Teaching professors the scientific truth about epigenetics might help them to abandon mutation-driven evolution. This would help their students make the progress that will be required to limit or cure cancers that involve epigenetic effects on different cell types. Instead, we currently have people like Jay R. Feierman, the M.D. /Ph.D moderator of the human ethology yahoo group who wrote:
“It is very sad for me to see that when several different people on this group, all with doctorate degrees, tell you that you are not correct, you don’t consider that they might be telling you something helpful. Instead, you respond with arrogance and ignorance. I’ll add my voice to the other people on this group who have told you that you are not correct in terms of your understanding of what “variation” means in Darwinian biological evolution and what is doing the selecting. Variation is not nutrient availability and the something that is doing the selecting is not the individual organism. A feature of an educated person is to realize what they do not know. Sadly, you don’t know that you have an incorrect understanding Darwinian biological evolution. I think all of us are trying to be helpful to you. However, our efforts are in vain if you continue with arrogance and ignorance of this topic.”

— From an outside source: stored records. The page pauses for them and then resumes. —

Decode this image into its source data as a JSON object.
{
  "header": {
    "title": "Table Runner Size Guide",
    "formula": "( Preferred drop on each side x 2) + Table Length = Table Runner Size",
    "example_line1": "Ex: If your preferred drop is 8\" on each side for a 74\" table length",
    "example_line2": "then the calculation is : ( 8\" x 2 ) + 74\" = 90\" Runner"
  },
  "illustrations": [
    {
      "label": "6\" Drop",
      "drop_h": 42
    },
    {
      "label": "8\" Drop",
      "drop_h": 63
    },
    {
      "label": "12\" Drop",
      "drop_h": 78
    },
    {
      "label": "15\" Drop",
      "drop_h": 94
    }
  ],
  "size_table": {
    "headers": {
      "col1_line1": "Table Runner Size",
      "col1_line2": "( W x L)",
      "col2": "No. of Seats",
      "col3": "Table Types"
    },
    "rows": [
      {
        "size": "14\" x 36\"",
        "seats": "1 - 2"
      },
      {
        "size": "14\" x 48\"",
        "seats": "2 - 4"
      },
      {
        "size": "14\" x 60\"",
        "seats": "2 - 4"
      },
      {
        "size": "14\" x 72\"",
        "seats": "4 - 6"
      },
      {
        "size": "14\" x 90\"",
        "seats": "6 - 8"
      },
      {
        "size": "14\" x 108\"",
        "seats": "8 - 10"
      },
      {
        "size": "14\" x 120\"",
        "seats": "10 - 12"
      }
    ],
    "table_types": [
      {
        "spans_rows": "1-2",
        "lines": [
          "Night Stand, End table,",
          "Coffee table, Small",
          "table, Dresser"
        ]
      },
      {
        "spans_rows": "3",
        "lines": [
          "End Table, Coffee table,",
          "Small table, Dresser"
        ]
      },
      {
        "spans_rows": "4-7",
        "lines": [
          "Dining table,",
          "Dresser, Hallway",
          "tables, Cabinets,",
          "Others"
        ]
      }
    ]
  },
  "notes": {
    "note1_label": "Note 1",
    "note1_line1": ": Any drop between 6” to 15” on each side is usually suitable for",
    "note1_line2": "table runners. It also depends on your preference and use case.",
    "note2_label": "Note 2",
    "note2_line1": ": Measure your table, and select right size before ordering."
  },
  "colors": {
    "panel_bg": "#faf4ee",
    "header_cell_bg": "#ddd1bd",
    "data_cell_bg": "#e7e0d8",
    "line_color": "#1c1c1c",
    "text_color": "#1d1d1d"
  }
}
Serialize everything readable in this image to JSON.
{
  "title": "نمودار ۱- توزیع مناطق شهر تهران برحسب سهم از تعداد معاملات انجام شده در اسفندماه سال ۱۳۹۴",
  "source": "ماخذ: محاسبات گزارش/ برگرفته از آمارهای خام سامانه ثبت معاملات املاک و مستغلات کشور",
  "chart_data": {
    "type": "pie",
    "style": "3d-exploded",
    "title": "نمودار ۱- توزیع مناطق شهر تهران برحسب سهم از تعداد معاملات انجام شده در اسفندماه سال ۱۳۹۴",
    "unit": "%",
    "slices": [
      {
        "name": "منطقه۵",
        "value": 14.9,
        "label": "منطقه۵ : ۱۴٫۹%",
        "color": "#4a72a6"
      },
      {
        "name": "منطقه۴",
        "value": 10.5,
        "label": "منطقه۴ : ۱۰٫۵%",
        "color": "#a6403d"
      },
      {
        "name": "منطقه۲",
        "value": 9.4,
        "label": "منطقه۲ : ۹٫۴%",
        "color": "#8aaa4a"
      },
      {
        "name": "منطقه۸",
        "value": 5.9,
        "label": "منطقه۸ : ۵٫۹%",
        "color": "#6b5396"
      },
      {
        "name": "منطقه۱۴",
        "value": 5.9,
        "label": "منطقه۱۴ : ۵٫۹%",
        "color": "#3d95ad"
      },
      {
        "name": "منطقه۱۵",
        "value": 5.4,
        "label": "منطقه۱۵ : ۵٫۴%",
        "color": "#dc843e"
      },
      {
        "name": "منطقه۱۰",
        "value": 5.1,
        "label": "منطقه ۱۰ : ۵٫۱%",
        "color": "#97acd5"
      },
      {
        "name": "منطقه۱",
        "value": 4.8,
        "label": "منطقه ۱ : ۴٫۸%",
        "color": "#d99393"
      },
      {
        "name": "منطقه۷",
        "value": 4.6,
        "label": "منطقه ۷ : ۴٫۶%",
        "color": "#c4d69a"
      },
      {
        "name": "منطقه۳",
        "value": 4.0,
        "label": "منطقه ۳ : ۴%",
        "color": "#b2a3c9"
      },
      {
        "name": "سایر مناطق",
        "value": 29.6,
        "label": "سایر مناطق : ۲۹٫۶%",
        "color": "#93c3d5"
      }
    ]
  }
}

For more than 15 years, Teresa Binstock, Milton Diamond, and I have understood more about the causes of variation in different cell types of different tissues in different organisms than what most people understand today. I first met Jay R. Feierman at a conference in 1995, and for more than 15 years he appears to have learned nothing about anything. He still thinks that “Random mutations are the substrates upon which directional natural selection acts. — as if natural selection enabled selection for cancer.